Monday, April 02, 2007

Guest Blogger Debbie Allen on Shameless Self-Promotion

While there are many things that we can knowledgably talk to you about when it comes to publishing, there are many more times when it’s better to bring in a real expert on the subject. So over the course of the year we are going to try to have a number of guest bloggers come in and talk to you about what they know best. We’re hoping to cover everything from publicity and promotion to sales, marketing, and even bookselling.

Today we welcome Debbie Allen, BookEnds client and author of
Confessions of Shameless Self-Promoters, a book I review regularly to inspire me in my own shameless self-promotion. Debbie is one of the world’s leading authorities on self-promotion. Recognized for her expertise, Debbie’s book, Confessions of Shameless Self-Promoters, was bought by McGraw-Hill after its incredible success as a self-published title.


(Click to Buy)

Develop a Positive Belief About Self-Promotion

Self-promotion, when done effectively, works for ANY business or career. Once you begin to implement the proven marketing strategies behind it, it’s EASY to be successful in anything you set your mind to. In fact, when you promote yourself over and over again, you will begin to enjoy it more, and it will reward you many times over in return.

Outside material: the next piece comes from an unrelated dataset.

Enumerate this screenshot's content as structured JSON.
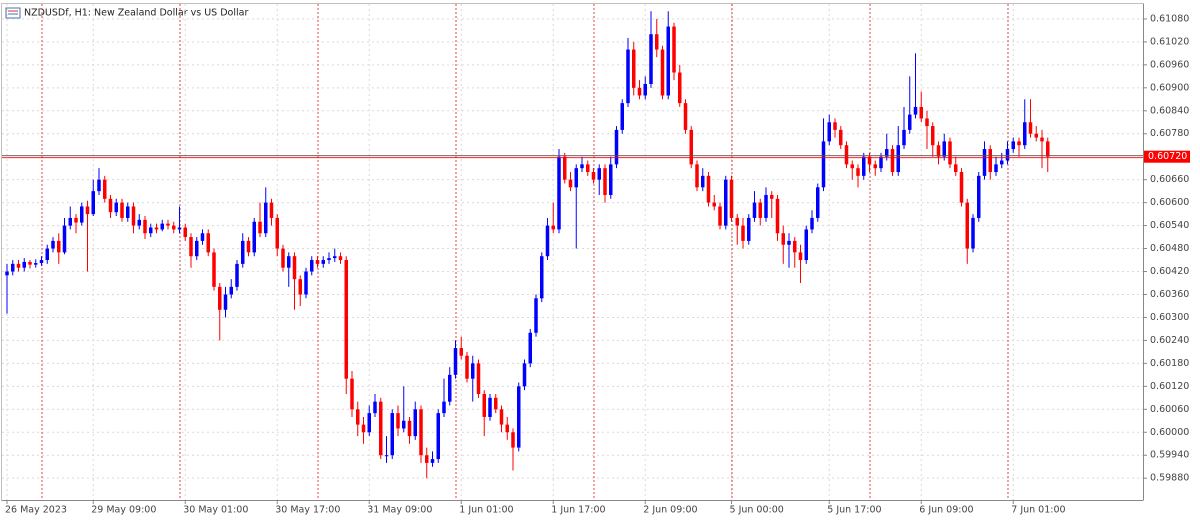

I shockingly discovered that an average of 87% of the thousands of businesspeople I’ve surveyed did NOT feel comfortable promoting themselves and avoided it MOST of the time.

In business we understand that if we don’t promote and market we can’t be successful. Right? No matter how great your service is or what amazing value you offer, if prospects don’t know about you, you’re not going to win the opportunity to do business with them.

Therefore, if you don’t promote yourself, it goes against the grain of all sales and marketing success! Right?

But why do so many people feel uncomfortable with self-promotion?

Because much of what they believe to be true about self-promotion comes from past programming that dates back to their childhood. When you grew up you may have heard comments like this, “It’s not polite to talk about yourself. It will come across as pushy or rude.”

Too many of us have 10, 20, 30 or more years of negative and/or limited beliefs rattling around in our heads about the concept of self-promotion. These limiting and negative beliefs have been programmed into our subconscious minds for years.

What were your parents, teachers, or guardians like when you were growing up? Did they believe in promoting themselves? Did they promote your self-esteem to believe that you could do anything you set your mind to? Were they risk-takers or were they conservative?

We usually hate to admit it, but we are all creatures of habit, especially when habits have been programmed into our brains since childhood.

Some people are so conditioned against self-promotion they are closed-minded about it; no matter how much it might benefit them. Now, I don’t expect you to change your belief overnight, but you can start by opening your mind to believing differently about self-promotion from this day forward.

Why believe differently? Because you can’t be truly successful if you aren’t willing to let people know that you, your product and/or services exist? If you aren’t willing to promote your talents, expertise, and products, others will quickly pass you by. The world is not going to beat a path to your door unless you pave the way.

Resenting self-promotion is one of the greatest obstacles to success.

"If you don’t toot your own horn, you can’t enjoy the music." —Debbie Allen


Lesley said...

Thanks so much, Debbie!

Self-Promotion is so hard for me! I'm definitely going to pick up your book!

Kimber An said...

Sounds like a much-needed book. It seems to me there are two sides - those who are uncomfortable with promotion and those who come across as overbearing used car salesmen in orange plaid suits. Personally, I just try to remember that it's, well, not personal. There's a difference between being personable and being persponal. I think in this business it's necessary to be personable because we need to make an emotional connection with our readers. At the same time we need to seperate that from our real, personal lives. It can be a hard line to define.

Alessia Brio said...

Fabulous resource. Thanks!

bhadd said...

The emphasis of this is on shamelessness not self-promotion. Which is probably a good idea!

The Hood Company

Rebecca said...

But sometimes shameless self-promotion can be so boring that it actually has the opposite of the desired effect and turns people off.

David said...

I have this quote from Damon Runyan in my study:

"He that tooteth not his own horn, the same shall not be tooted."